Maybe you find the perfect house, a great investment but you can’t quite afford to put 20% down. Remember you have these options available to you, PMI is not something that has to stick around forever and break the bank.
4 tips to dump your Private Mortgage Insurance
- No Cost Refinance
Mortgage rates are constantly fluctuating and there will always be banks fighting for your business. Seek out opportunities for no cost refinances, that will save you money on the appraisal and could even lower your interest rate! If that doesn’t work out be prepared to pay for an appraisal once your have enough equity. The appraisal will quickly pay for itself once you’re free from PMI. - Solar Panels
Utilize solar panels as a way to increase equity in your home, the fact the monthly payment on a solar loan can often be entirely offset by savings in electricity costs make it a very safe, low-risk investment. - Solar Tax Credits
Find out if your state offers any solar tax credits in addition to the 30% federal credit. use your solar tax credit to pay off additional principal further boosting your equity, putting you on the fast track to PMI freedom. - Attack that loan balance
Have an attack dog attitude, don’t allow yourself to get complacent with the status quo, take charge of your financial future, make a plan and stick to it!
Be aware of these 6 things
- Not all appraisers are familiar with solar panels Solar Panels are pretty new and some appraisers are not too familiar with them, or how much value they bring to the house. When our house was appraised the appraiser company called to ask to gather information about our solar panels, he verified that we, in fact, owned them. (I would never rent instead of buy, but Apparently renting Solar Panels is a thing) And also asked about the size and cost of the system. I suspect there will be a good deal of variance on how much value an appraiser believes your solar system brings to the home. So you may want to call 2 or 3 local appraisal companies to get an idea, but the bottom line is that they do add value to your home.

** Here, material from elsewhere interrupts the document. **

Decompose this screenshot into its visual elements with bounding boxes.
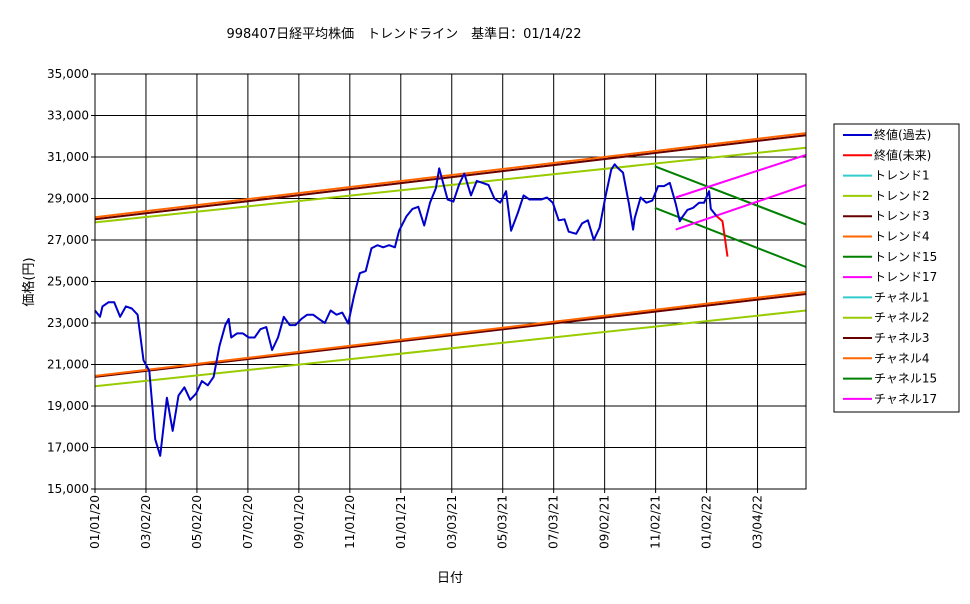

- Buying before you can do 20% down is not for everyone I am in no way endorsing buying a home with less than 20% down, that is the safest way to go. If you do buy a home with less than 20% down make sure that you are able to save enough every month to pay your mortgage principal down to that 20% mark within a reasonable time frame. (12-18 Months was my expectation) Remember the possibility that housing prices could drop, causing you to keep PMI much longer than you planned. So make sure going into the home purchase that you accept the possibility of keeping it for the long term while knowing that you will do everything under your control to get rid of it. Make sure that you have 3-6 months worth of living expenses. Completely depleting your savings in order to make a bigger downpayment is not worth the risk.
- Solar panels are not all created equal Make sure you are investing in quality, high-grade silicon solar panels. Quality Solar panels should have at least a 30-year life expectancy and at least a 20-25 year warranty.
- It’s possible to have too much solar credit To take full advantage of the federal solar tax credits you need to have paid at least the full credit amount in taxes over the year. I have heard that you can collect these credits over two years if you didn’t pay enough taxes to claim the full credit. See a tax professional if needed.
- Plan When I refinanced I had a significant amount of money tied up in an escrow account at the old bank. It took over a month to get the check in the mail. The new bankrolled about a year of escrow costs into the new loan. If I had wanted to keep my loan amount the same with the new bank I would have needed to tell them ahead of time and paid for the escrow costs out of pocket while waiting for the previous escrow reimbursement check to come.
- Other Options Know that there are loans out there that come with no PMI, the trade off is that they come with a higher interest rate. For me, as someone who intends to get rid of PMI as soon as possible, I’ll take the lower interest every time.